Organisers of The Fort William Mountain Festival are pleased to announce that Scottish environmental campaigner Dave Morris (pictured, picture by Dave MacLeod) is the thirteenth recipient of the Scottish Award for Excellence in Mountain Culture, sponsored by JAHAMA Highland Estates.
Nominated by the public and his peers as a mountain hero who celebrates achievement, accomplishment and the spirit of adventure, Dave joins previous esteemed winners including Colin Prior, Andy Nisbet, Dr Adam Watson, Jimmy Marshall, Myrtle Simpson, Ian Sykes, and Dr Hamish MacInnes in the Excellence in Mountain Culture Hall of Fame.
Dave Morris has devoted most of his life to protecting and promoting access to the wild landscapes of Scotland.
From the Lurchers Gully enquiry in the 1980’s to masterminding the whole campaign for access in Scotland prior to the publication of the Land Reform (Scotland) Act 2003, he has been a stalwart figurehead environmental campaigner.
Without his painstaking work over many years, the country would not enjoy the world leading access legislation that so many take benefit from today.
As a director of Ramblers Scotland for many years he made great use of the media to persuade politicians, landowners and the general public to see the enormous benefit our wild landscapes give us.
On his retirement from this post in 2014, well known outdoor writer Cameron McNeish [winner of Scottish Award for Excellence in Mountain Culture 2018] described Dave Morris as the ‘closest thing we have to a John Muir figure …, a wild-country champion who could lift up the eyes of an uncaring public and show them that in wildness lies the hope of the world’.

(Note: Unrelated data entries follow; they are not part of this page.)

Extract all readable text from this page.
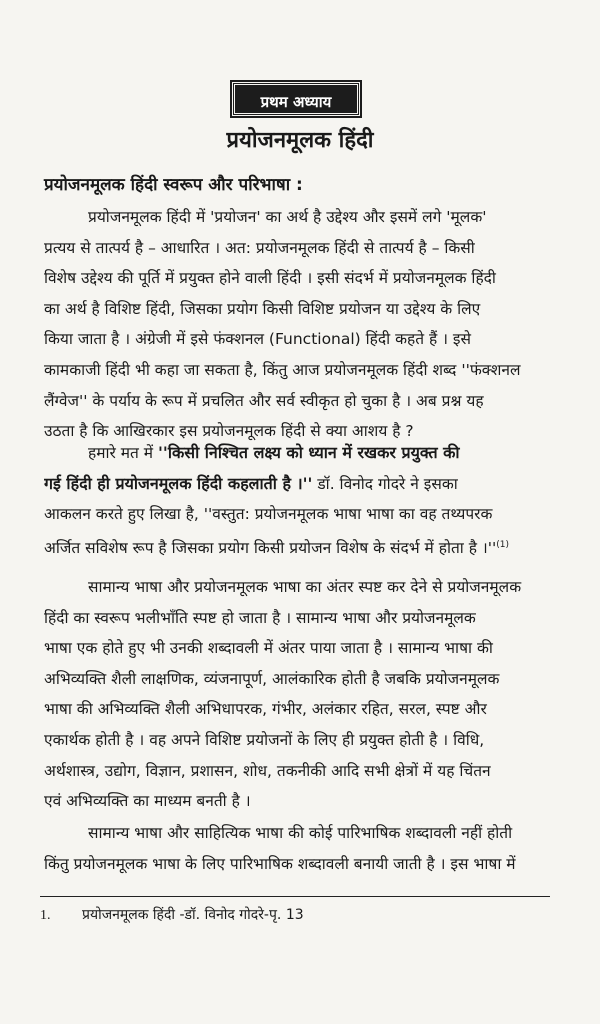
प्रथम अध्याय
प्रयोजनमूलक हिंदी
प्रयोजनमूलक हिंदी स्वरूप और परिभाषा :
प्रयोजनमूलक हिंदी में 'प्रयोजन' का अर्थ है उद्देश्य और इसमें लगे 'मूलक'
प्रत्यय से तात्पर्य है – आधारित । अत: प्रयोजनमूलक हिंदी से तात्पर्य है – किसी
विशेष उद्देश्य की पूर्ति में प्रयुक्त होने वाली हिंदी । इसी संदर्भ में प्रयोजनमूलक हिंदी
का अर्थ है विशिष्ट हिंदी, जिसका प्रयोग किसी विशिष्ट प्रयोजन या उद्देश्य के लिए
किया जाता है । अंग्रेजी में इसे फंक्शनल (Functional) हिंदी कहते हैं । इसे
कामकाजी हिंदी भी कहा जा सकता है, किंतु आज प्रयोजनमूलक हिंदी शब्द ''फंक्शनल
लैंग्वेज'' के पर्याय के रूप में प्रचलित और सर्व स्वीकृत हो चुका है । अब प्रश्न यह
उठता है कि आखिरकार इस प्रयोजनमूलक हिंदी से क्या आशय है ?
हमारे मत में ''किसी निश्चित लक्ष्य को ध्यान में रखकर प्रयुक्त की
गई हिंदी ही प्रयोजनमूलक हिंदी कहलाती है ।'' डॉ. विनोद गोदरे ने इसका
आकलन करते हुए लिखा है, ''वस्तुत: प्रयोजनमूलक भाषा भाषा का वह तथ्यपरक
अर्जित सविशेष रूप है जिसका प्रयोग किसी प्रयोजन विशेष के संदर्भ में होता है $।''^{(1)}$
सामान्य भाषा और प्रयोजनमूलक भाषा का अंतर स्पष्ट कर देने से प्रयोजनमूलक
हिंदी का स्वरूप भलीभाँति स्पष्ट हो जाता है । सामान्य भाषा और प्रयोजनमूलक
भाषा एक होते हुए भी उनकी शब्दावली में अंतर पाया जाता है । सामान्य भाषा की
अभिव्यक्ति शैली लाक्षणिक, व्यंजनापूर्ण, आलंकारिक होती है जबकि प्रयोजनमूलक
भाषा की अभिव्यक्ति शैली अभिधापरक, गंभीर, अलंकार रहित, सरल, स्पष्ट और
एकार्थक होती है । वह अपने विशिष्ट प्रयोजनों के लिए ही प्रयुक्त होती है । विधि,
अर्थशास्त्र, उद्योग, विज्ञान, प्रशासन, शोध, तकनीकी आदि सभी क्षेत्रों में यह चिंतन
एवं अभिव्यक्ति का माध्यम बनती है ।
सामान्य भाषा और साहित्यिक भाषा की कोई पारिभाषिक शब्दावली नहीं होती
किंतु प्रयोजनमूलक भाषा के लिए पारिभाषिक शब्दावली बनायी जाती है । इस भाषा में
1. प्रयोजनमूलक हिंदी -डॉ. विनोद गोदरे-पृ. 13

JAHAMA Highland Estates’ Chief Operating Officer, Julia Stoddart said:
“We are delighted once again to show our support for the Festival by sponsoring the Award for Excellence in Mountain Culture and congratulate this year’s winner Dave Morris, an outstanding recipient.

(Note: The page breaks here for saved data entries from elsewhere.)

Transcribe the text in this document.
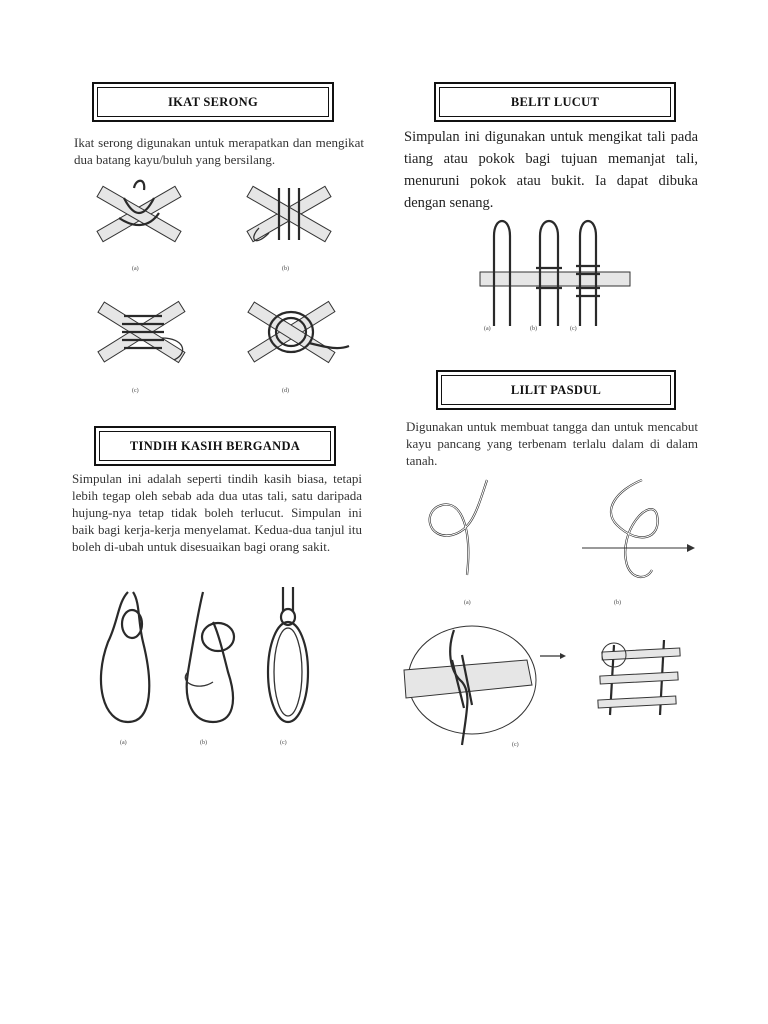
IKAT SERONG
Ikat serong digunakan untuk merapatkan dan mengikat dua batang kayu/buluh yang bersilang.
(a)	(b)
(c)	(d)
BELIT LUCUT
Simpulan ini digunakan untuk mengikat tali pada tiang atau pokok bagi tujuan memanjat tali, menuruni pokok atau bukit. Ia dapat dibuka dengan senang.
(a)	(b)	(c)
TINDIH KASIH BERGANDA
Simpulan ini adalah seperti tindih kasih biasa, tetapi lebih tegap oleh sebab ada dua utas tali, satu daripada hujung-nya tetap tidak boleh terlucut. Simpulan ini baik bagi kerja-kerja menyelamat. Kedua-dua tanjul itu boleh di-ubah untuk disesuaikan bagi orang sakit.
(a)	(b)	(c)
LILIT PASDUL
Digunakan untuk membuat tangga dan untuk mencabut kayu pancang yang terbenam terlalu dalam di dalam tanah.
(a)	(b)
(c)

“A tireless campaigner for public access rights and for the environment, Dave is a seminal figure in the Scottish outdoor access world, and it is right that his dedication and commitment are recognised through the award.
“JAHAMA Highland Estates is an inspiring landscape that attracts access-takers of all kinds, and we fully support the right to responsible access as enshrined in the Scottish Outdoor Access Code (SOAC), which owes so much to Dave’s work.

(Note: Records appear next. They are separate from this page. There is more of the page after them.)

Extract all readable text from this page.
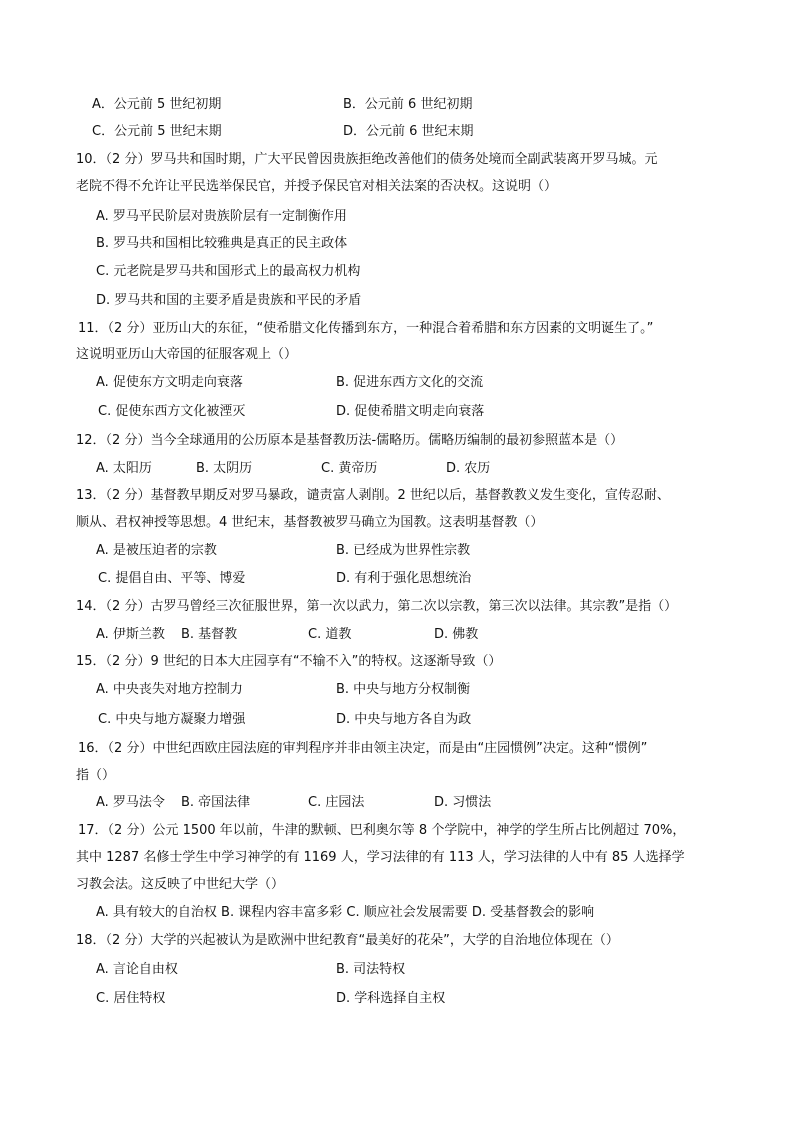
A．公元前 5 世纪初期	B．公元前 6 世纪初期
C．公元前 5 世纪末期	D．公元前 6 世纪末期
10．（2 分）罗马共和国时期，广大平民曾因贵族拒绝改善他们的债务处境而全副武装离开罗马城。元
老院不得不允许让平民选举保民官，并授予保民官对相关法案的否决权。这说明（）
A. 罗马平民阶层对贵族阶层有一定制衡作用
B. 罗马共和国相比较雅典是真正的民主政体
C. 元老院是罗马共和国形式上的最高权力机构
D. 罗马共和国的主要矛盾是贵族和平民的矛盾
11．（2 分）亚历山大的东征，“使希腊文化传播到东方，一种混合着希腊和东方因素的文明诞生了。”
这说明亚历山大帝国的征服客观上（）
A. 促使东方文明走向衰落	B. 促进东西方文化的交流
C. 促使东西方文化被湮灭	D. 促使希腊文明走向衰落
12．（2 分）当今全球通用的公历原本是基督教历法-儒略历。儒略历编制的最初参照蓝本是（）
A. 太阳历	B. 太阴历	C. 黄帝历	D. 农历
13．（2 分）基督教早期反对罗马暴政，谴责富人剥削。2 世纪以后，基督教教义发生变化，宣传忍耐、
顺从、君权神授等思想。4 世纪末，基督教被罗马确立为国教。这表明基督教（）
A. 是被压迫者的宗教	B. 已经成为世界性宗教
C. 提倡自由、平等、博爱	D. 有利于强化思想统治
14．（2 分）古罗马曾经三次征服世界，第一次以武力，第二次以宗教，第三次以法律。其宗教”是指（）
A. 伊斯兰教 B. 基督教	C. 道教	D. 佛教
15．（2 分）9 世纪的日本大庄园享有“不输不入”的特权。这逐渐导致（）
A. 中央丧失对地方控制力	B. 中央与地方分权制衡
C. 中央与地方凝聚力增强	D. 中央与地方各自为政
16．（2 分）中世纪西欧庄园法庭的审判程序并非由领主决定，而是由“庄园惯例”决定。这种“惯例”
指（）
A. 罗马法令 B. 帝国法律	C. 庄园法	D. 习惯法
17．（2 分）公元 1500 年以前，牛津的默顿、巴利奥尔等 8 个学院中，神学的学生所占比例超过 70%，
其中 1287 名修士学生中学习神学的有 1169 人，学习法律的有 113 人，学习法律的人中有 85 人选择学
习教会法。这反映了中世纪大学（）
A. 具有较大的自治权 B. 课程内容丰富多彩 C. 顺应社会发展需要 D. 受基督教会的影响
18．（2 分）大学的兴起被认为是欧洲中世纪教育“最美好的花朵”，大学的自治地位体现在（）
A. 言论自由权	B. 司法特权
C. 居住特权	D. 学科选择自主权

“The benefits of SOAC to the public have never been clearer than during the pandemic.
“Outdoor exercise has taken a central role in many people’s wellbeing during the past year, and JAHAMA continues to work with local stakeholders to ensure that recreation forms a key part of ‘building back better’ from Covid-19.”
Dave Morris also represented the interests of Scotland on a world stage as the President of the Mountain Protection Commission of the International Climbing and Mountaineering Federation (UIAA) for eight years.
He is a lifelong climber, skier and hillwalker.
He has been an incredible source of inspiration in the last few years having battled with a Laryngectomy operation, due to throat cancer.
Now breathing through a small hole in his throat, Dave has defiantly managed to climb to 20,000ft in the Himalayas, ski mountaineer in Alaska and climb alpine rock routes in Norway.